Mel Byrnes was diagnosed with wet macular degeneration in 2007 but considers himself fortunate. A retired pharmacist, he is acutely aware that if he hadn’t acted quickly upon recognising the symptoms of macular degeneration, he’d be telling a different story.
“I first noticed something was wrong with my vision when I woke one morning and there was a black spot on the ceiling. I tested my vision with my Amsler grid and straight away noticed the lines, once straight, were wavy and blurry. The next day I saw a retina specialist who gave me an injection in the right eye and I’ve been having regular injections ever since,” said Mel.
Those injections have saved Mel’s sight.

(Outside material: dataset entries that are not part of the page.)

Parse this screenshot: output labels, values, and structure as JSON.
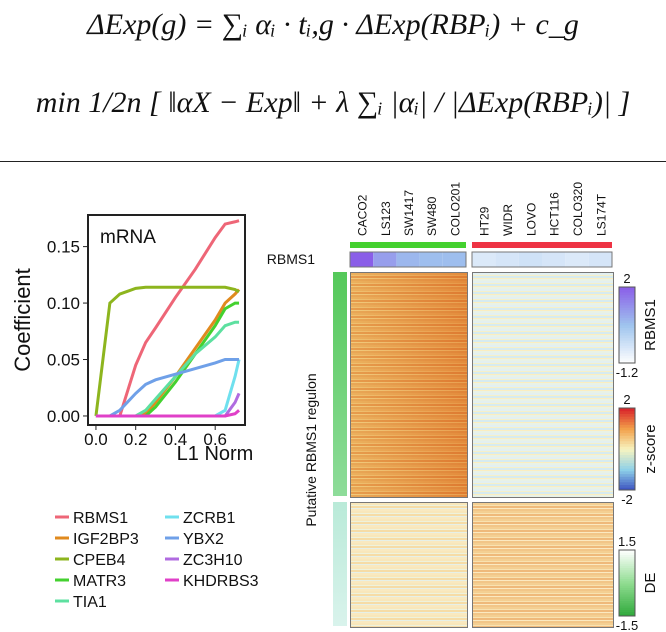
{
  "equations": [
    "ΔExp(g) = ∑ᵢ αᵢ · tᵢ,g · ΔExp(RBPᵢ) + c_g",
    "min 1/2n [ ‖αX − Exp‖ + λ ∑ᵢ |αᵢ| / |ΔExp(RBPᵢ)| ]"
  ],
  "chart_data": {
    "type": "line",
    "annotation": "mRNA",
    "x_label": "L1 Norm",
    "y_label": "Coefficient",
    "x": [
      0,
      0.07,
      0.12,
      0.2,
      0.25,
      0.3,
      0.4,
      0.5,
      0.6,
      0.65,
      0.7,
      0.72
    ],
    "xlim": [
      -0.04,
      0.75
    ],
    "ylim": [
      -0.008,
      0.178
    ],
    "xticks": [
      {
        "value": 0,
        "label": "0.0"
      },
      0.2,
      0.4,
      0.6
    ],
    "yticks": [
      {
        "value": 0,
        "label": "0.00"
      },
      {
        "value": 0.05,
        "label": "0.05"
      },
      {
        "value": 0.1,
        "label": "0.10"
      },
      {
        "value": 0.15,
        "label": "0.15"
      }
    ],
    "series": [
      {
        "name": "RBMS1",
        "color": "#ee6677",
        "values": [
          0,
          0,
          0,
          0.045,
          0.065,
          0.078,
          0.105,
          0.13,
          0.158,
          0.17,
          0.172,
          0.173
        ]
      },
      {
        "name": "IGF2BP3",
        "color": "#e08a1e",
        "values": [
          0,
          0,
          0,
          0,
          0.002,
          0.012,
          0.035,
          0.06,
          0.085,
          0.1,
          0.108,
          0.112
        ]
      },
      {
        "name": "CPEB4",
        "color": "#8db51e",
        "values": [
          0,
          0.1,
          0.108,
          0.113,
          0.114,
          0.114,
          0.114,
          0.114,
          0.114,
          0.114,
          0.112,
          0.11
        ]
      },
      {
        "name": "MATR3",
        "color": "#44d12f",
        "values": [
          0,
          0,
          0,
          0,
          0,
          0.008,
          0.03,
          0.055,
          0.08,
          0.095,
          0.1,
          0.1
        ]
      },
      {
        "name": "TIA1",
        "color": "#5de0a0",
        "values": [
          0,
          0,
          0,
          0,
          0.005,
          0.015,
          0.035,
          0.055,
          0.07,
          0.08,
          0.083,
          0.083
        ]
      },
      {
        "name": "ZCRB1",
        "color": "#6fe0ee",
        "values": [
          0,
          0,
          0,
          0,
          0,
          0,
          0,
          0,
          0,
          0.005,
          0.035,
          0.05
        ]
      },
      {
        "name": "YBX2",
        "color": "#6fa0e8",
        "values": [
          0,
          0,
          0.005,
          0.02,
          0.028,
          0.032,
          0.037,
          0.042,
          0.047,
          0.05,
          0.05,
          0.05
        ]
      },
      {
        "name": "ZC3H10",
        "color": "#b06be0",
        "values": [
          0,
          0,
          0,
          0,
          0,
          0,
          0,
          0,
          0,
          0,
          0.012,
          0.02
        ]
      },
      {
        "name": "KHDRBS3",
        "color": "#e040c8",
        "values": [
          0,
          0,
          0,
          0,
          0,
          0,
          0,
          0,
          0,
          0,
          0.002,
          0.005
        ]
      }
    ]
  },
  "heatmap": {
    "y_label": "Putative RBMS1 regulon",
    "groups": [
      {
        "columns": [
          "CACO2",
          "LS123",
          "SW1417",
          "SW480",
          "COLO201"
        ],
        "color": "#44d12f"
      },
      {
        "columns": [
          "HT29",
          "WIDR",
          "LOVO",
          "HCT116",
          "COLO320",
          "LS174T"
        ],
        "color": "#ee3344"
      }
    ],
    "rbms1_row": {
      "label": "RBMS1",
      "values": [
        2,
        1,
        0.6,
        0.5,
        0.5,
        -0.6,
        -0.5,
        -0.4,
        -0.5,
        -0.6,
        -0.5
      ]
    },
    "scales": [
      {
        "label": "RBMS1",
        "lim": [
          -1.2,
          2
        ],
        "ticks": [
          2,
          -1.2
        ],
        "colors": [
          "#ffffff",
          "#9fc4ee",
          "#8a5ee8"
        ]
      },
      {
        "label": "z-score",
        "lim": [
          -2,
          2
        ],
        "ticks": [
          2,
          -2
        ],
        "colors": [
          "#3a4fbf",
          "#8ed0e8",
          "#f7f4c0",
          "#f2a04a",
          "#d8202a"
        ]
      },
      {
        "label": "DE",
        "lim": [
          -1.5,
          1.5
        ],
        "ticks": [
          1.5,
          -1.5
        ],
        "colors": [
          "#2ea83a",
          "#8fdc90",
          "#ffffff"
        ]
      }
    ]
  }
}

His right eye hasn’t deteriorated further, and because wet macular degeneration was picked up in his left eye virtually before he had any symptoms, and he started treatment immediately, he has retained his sight in that eye too.

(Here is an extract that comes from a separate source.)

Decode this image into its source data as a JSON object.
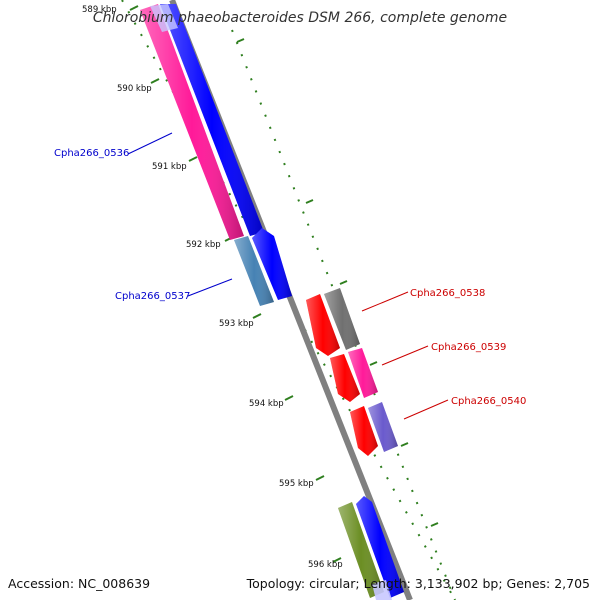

“I am now having injections in both eyes. I count myself fortunate as I can still drive, I can still read, and I can look after my wife Robin who, unfortunately, has frontal temporal dementia. I’d have been a different person now if these injections weren’t available.”

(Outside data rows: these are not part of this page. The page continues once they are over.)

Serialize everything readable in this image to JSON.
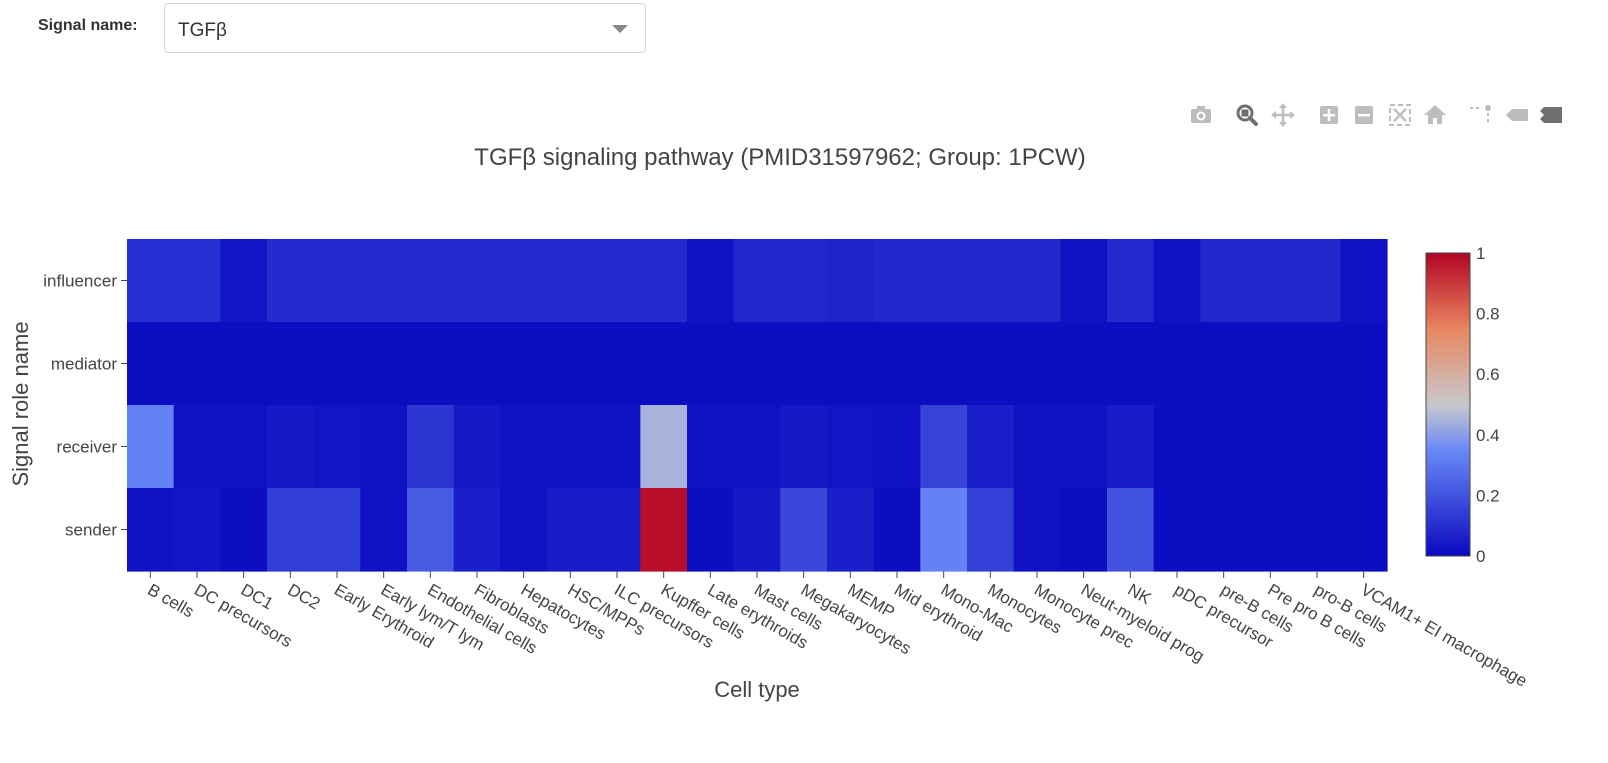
{
  "control": {
    "label": "Signal name:",
    "selected": "TGFβ"
  },
  "modebar": {
    "icons": [
      "camera-icon",
      "zoom-icon",
      "pan-icon",
      "zoom-in-icon",
      "zoom-out-icon",
      "autoscale-icon",
      "reset-axes-icon",
      "spike-lines-icon",
      "hover-closest-icon",
      "hover-compare-icon"
    ],
    "color": "#bdbdbd",
    "active_color": "#7a7a7a"
  },
  "chart_data": {
    "type": "heatmap",
    "title": "TGFβ signaling pathway (PMID31597962; Group: 1PCW)",
    "xlabel": "Cell type",
    "ylabel": "Signal role name",
    "x": [
      "B cells",
      "DC precursors",
      "DC1",
      "DC2",
      "Early Erythroid",
      "Early lym/T lym",
      "Endothelial cells",
      "Fibroblasts",
      "Hepatocytes",
      "HSC/MPPs",
      "ILC precursors",
      "Kupffer cells",
      "Late erythroids",
      "Mast cells",
      "Megakaryocytes",
      "MEMP",
      "Mid erythroid",
      "Mono-Mac",
      "Monocytes",
      "Monocyte prec",
      "Neut-myeloid prog",
      "NK",
      "pDC precursor",
      "pre-B cells",
      "Pre pro B cells",
      "pro-B cells",
      "VCAM1+ EI macrophage"
    ],
    "y": [
      "influencer",
      "mediator",
      "receiver",
      "sender"
    ],
    "z": [
      [
        0.1,
        0.1,
        0.03,
        0.09,
        0.09,
        0.09,
        0.09,
        0.09,
        0.09,
        0.09,
        0.09,
        0.09,
        0.02,
        0.08,
        0.08,
        0.07,
        0.08,
        0.08,
        0.08,
        0.08,
        0.02,
        0.09,
        0.02,
        0.08,
        0.08,
        0.08,
        0.02
      ],
      [
        0.01,
        0.01,
        0.01,
        0.01,
        0.01,
        0.01,
        0.01,
        0.01,
        0.01,
        0.01,
        0.01,
        0.01,
        0.01,
        0.01,
        0.01,
        0.01,
        0.01,
        0.01,
        0.01,
        0.01,
        0.01,
        0.01,
        0.01,
        0.01,
        0.01,
        0.01,
        0.01
      ],
      [
        0.33,
        0.02,
        0.02,
        0.04,
        0.03,
        0.02,
        0.12,
        0.04,
        0.02,
        0.02,
        0.02,
        0.45,
        0.02,
        0.02,
        0.04,
        0.03,
        0.02,
        0.16,
        0.06,
        0.02,
        0.02,
        0.05,
        0.01,
        0.01,
        0.01,
        0.01,
        0.01
      ],
      [
        0.02,
        0.03,
        0.01,
        0.14,
        0.14,
        0.02,
        0.22,
        0.06,
        0.02,
        0.05,
        0.05,
        0.98,
        0.01,
        0.04,
        0.17,
        0.06,
        0.01,
        0.33,
        0.15,
        0.02,
        0.01,
        0.2,
        0.01,
        0.01,
        0.01,
        0.01,
        0.01
      ]
    ],
    "zlim": [
      0,
      1
    ],
    "colorbar_ticks": [
      0,
      0.2,
      0.4,
      0.6,
      0.8,
      1
    ],
    "colorscale": [
      [
        0,
        "#0a0ac0"
      ],
      [
        0.35,
        "#6a89f7"
      ],
      [
        0.5,
        "#c8c8cc"
      ],
      [
        0.75,
        "#e8865e"
      ],
      [
        1,
        "#b40426"
      ]
    ]
  }
}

The strong genetic link associated with macular degeneration means there is a 50% chance of developing the disease if a direct family member has macular degeneration. Looking back Mel realises his father most likely had macular degeneration.
“My father was a soldier and when he came back from the war his eyesight had deteriorated. It was all put down to something that happened in the war, but looking back, I’m sure he must have had macular degeneration.”
“My two brothers have also been diagnosed with the same problem, so there is definitely a family correlation,” he said.
“I can only stress the importance of making sure that if you have macular degeneration, your immediate family is made aware of the need to have their macula checked regularly,” said Mel.